Artificially Fabricated Subgap States for Visible-Light Absorption in Indium-Gallium-Zinc Oxide Phototransistor with Solution-Processed Oxide Absorption Layer

We present a solution-processed oxide absorption layer (SAL) for detecting visible light of long wavelengths (635 and 532 nm) for indium-gallium-zinc oxide (IGZO) phototransistors. The SALs were deposited onto sputtered IGZO using precursor solutions composed of IGZO, which have the same atomic configuration as that of the channel layer, resulting in superior interface characteristics. We artificially generated subgap states in the SAL using a low annealing temperature (200 degrees C), minimizing the degradation of the electrical characteristics of thin-film transistor. These subgap states improved the photoelectron generation in SALs under visible light of long wavelength despite the wide band gap of IGZO (similar to 3.7 eV).
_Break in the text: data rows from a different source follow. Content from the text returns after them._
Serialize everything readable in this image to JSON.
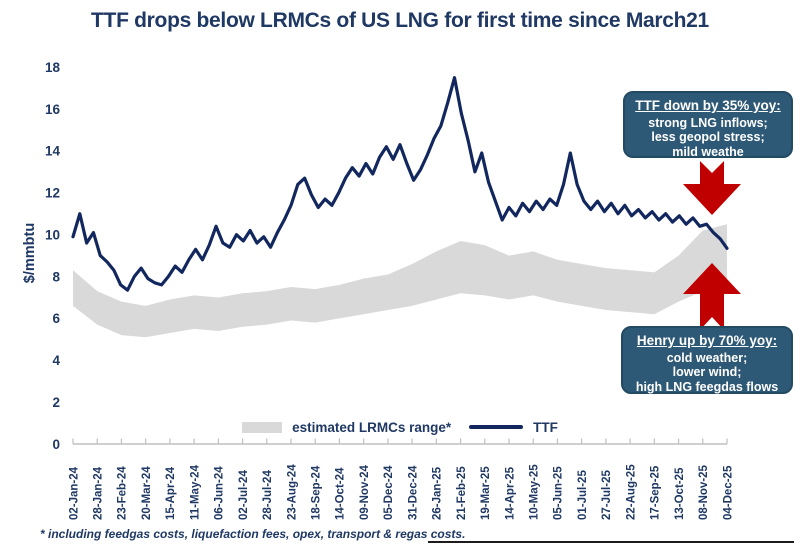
{
  "title": "TTF drops below LRMCs of US LNG for first time since March21",
  "footnote": "* including feedgas costs, liquefaction fees, opex, transport & regas costs.",
  "colors": {
    "title_navy": "#1F3864",
    "ttf_line": "#12275E",
    "lrmc_band": "#D9D9D9",
    "callout_fill": "#2D5876",
    "callout_border": "#234a63",
    "arrow_red": "#C00000",
    "axis_gray": "#BFBFBF"
  },
  "legend": {
    "band_label": "estimated LRMCs range*",
    "line_label": "TTF"
  },
  "annotations": {
    "top": {
      "heading": "TTF down by 35% yoy:",
      "lines": [
        "strong LNG inflows;",
        "less geopol stress;",
        "mild weathe"
      ]
    },
    "bottom": {
      "heading": "Henry up by 70% yoy:",
      "lines": [
        "cold weather;",
        "lower wind;",
        "high LNG feegdas flows"
      ]
    }
  },
  "chart_data": {
    "type": "line",
    "title": "TTF drops below LRMCs of US LNG for first time since March21",
    "xlabel": "",
    "ylabel": "$/mmbtu",
    "ylim": [
      0,
      18
    ],
    "ytick_step": 2,
    "grid": false,
    "legend_position": "bottom",
    "categories": [
      "02-Jan-24",
      "28-Jan-24",
      "23-Feb-24",
      "20-Mar-24",
      "15-Apr-24",
      "11-May-24",
      "06-Jun-24",
      "02-Jul-24",
      "28-Jul-24",
      "23-Aug-24",
      "18-Sep-24",
      "14-Oct-24",
      "09-Nov-24",
      "05-Dec-24",
      "31-Dec-24",
      "26-Jan-25",
      "21-Feb-25",
      "19-Mar-25",
      "14-Apr-25",
      "10-May-25",
      "05-Jun-25",
      "01-Jul-25",
      "27-Jul-25",
      "22-Aug-25",
      "17-Sep-25",
      "13-Oct-25",
      "08-Nov-25",
      "04-Dec-25"
    ],
    "series": [
      {
        "name": "TTF",
        "type": "line",
        "color": "#12275E",
        "values": [
          9.9,
          11.0,
          9.6,
          10.1,
          9.0,
          8.7,
          8.3,
          7.6,
          7.35,
          8.0,
          8.4,
          7.9,
          7.7,
          7.6,
          8.0,
          8.5,
          8.2,
          8.8,
          9.3,
          8.8,
          9.5,
          10.4,
          9.6,
          9.4,
          10.0,
          9.7,
          10.2,
          9.6,
          9.9,
          9.4,
          10.1,
          10.7,
          11.4,
          12.4,
          12.7,
          11.9,
          11.3,
          11.7,
          11.4,
          12.0,
          12.7,
          13.2,
          12.8,
          13.4,
          12.9,
          13.7,
          14.2,
          13.6,
          14.3,
          13.4,
          12.6,
          13.1,
          13.8,
          14.6,
          15.2,
          16.3,
          17.5,
          15.8,
          14.5,
          13.0,
          13.9,
          12.5,
          11.6,
          10.7,
          11.3,
          10.9,
          11.5,
          11.1,
          11.6,
          11.2,
          11.7,
          11.4,
          12.4,
          13.9,
          12.4,
          11.6,
          11.2,
          11.6,
          11.1,
          11.5,
          11.0,
          11.4,
          10.9,
          11.2,
          10.8,
          11.1,
          10.7,
          11.0,
          10.6,
          10.9,
          10.5,
          10.8,
          10.4,
          10.5,
          10.1,
          9.8,
          9.35
        ]
      },
      {
        "name": "estimated LRMCs range*",
        "type": "band",
        "color": "#D9D9D9",
        "low": [
          6.6,
          5.7,
          5.2,
          5.1,
          5.3,
          5.5,
          5.4,
          5.6,
          5.7,
          5.9,
          5.8,
          6.0,
          6.2,
          6.4,
          6.6,
          6.9,
          7.2,
          7.1,
          6.9,
          7.1,
          6.8,
          6.6,
          6.4,
          6.3,
          6.2,
          6.8,
          7.3,
          7.6
        ],
        "high": [
          8.3,
          7.3,
          6.8,
          6.6,
          6.9,
          7.1,
          7.0,
          7.2,
          7.3,
          7.5,
          7.4,
          7.6,
          7.9,
          8.1,
          8.6,
          9.2,
          9.7,
          9.5,
          9.0,
          9.2,
          8.8,
          8.6,
          8.4,
          8.3,
          8.2,
          9.0,
          10.2,
          10.5
        ]
      }
    ]
  }
}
As a result, IGZO phototransistors with SALs have both high optical transparency and superior optoelectronic characteristics such as a high photoresponsivity of 206 A/W and photosensitivity of similar to 10(6) under the influence of a green (532 nm) laser. Furthermore, endurance tests proved that the IGZO phototransistor with SALs can operate stably under red laser illumination switched on and off at 0.05 Hz for 7200 s.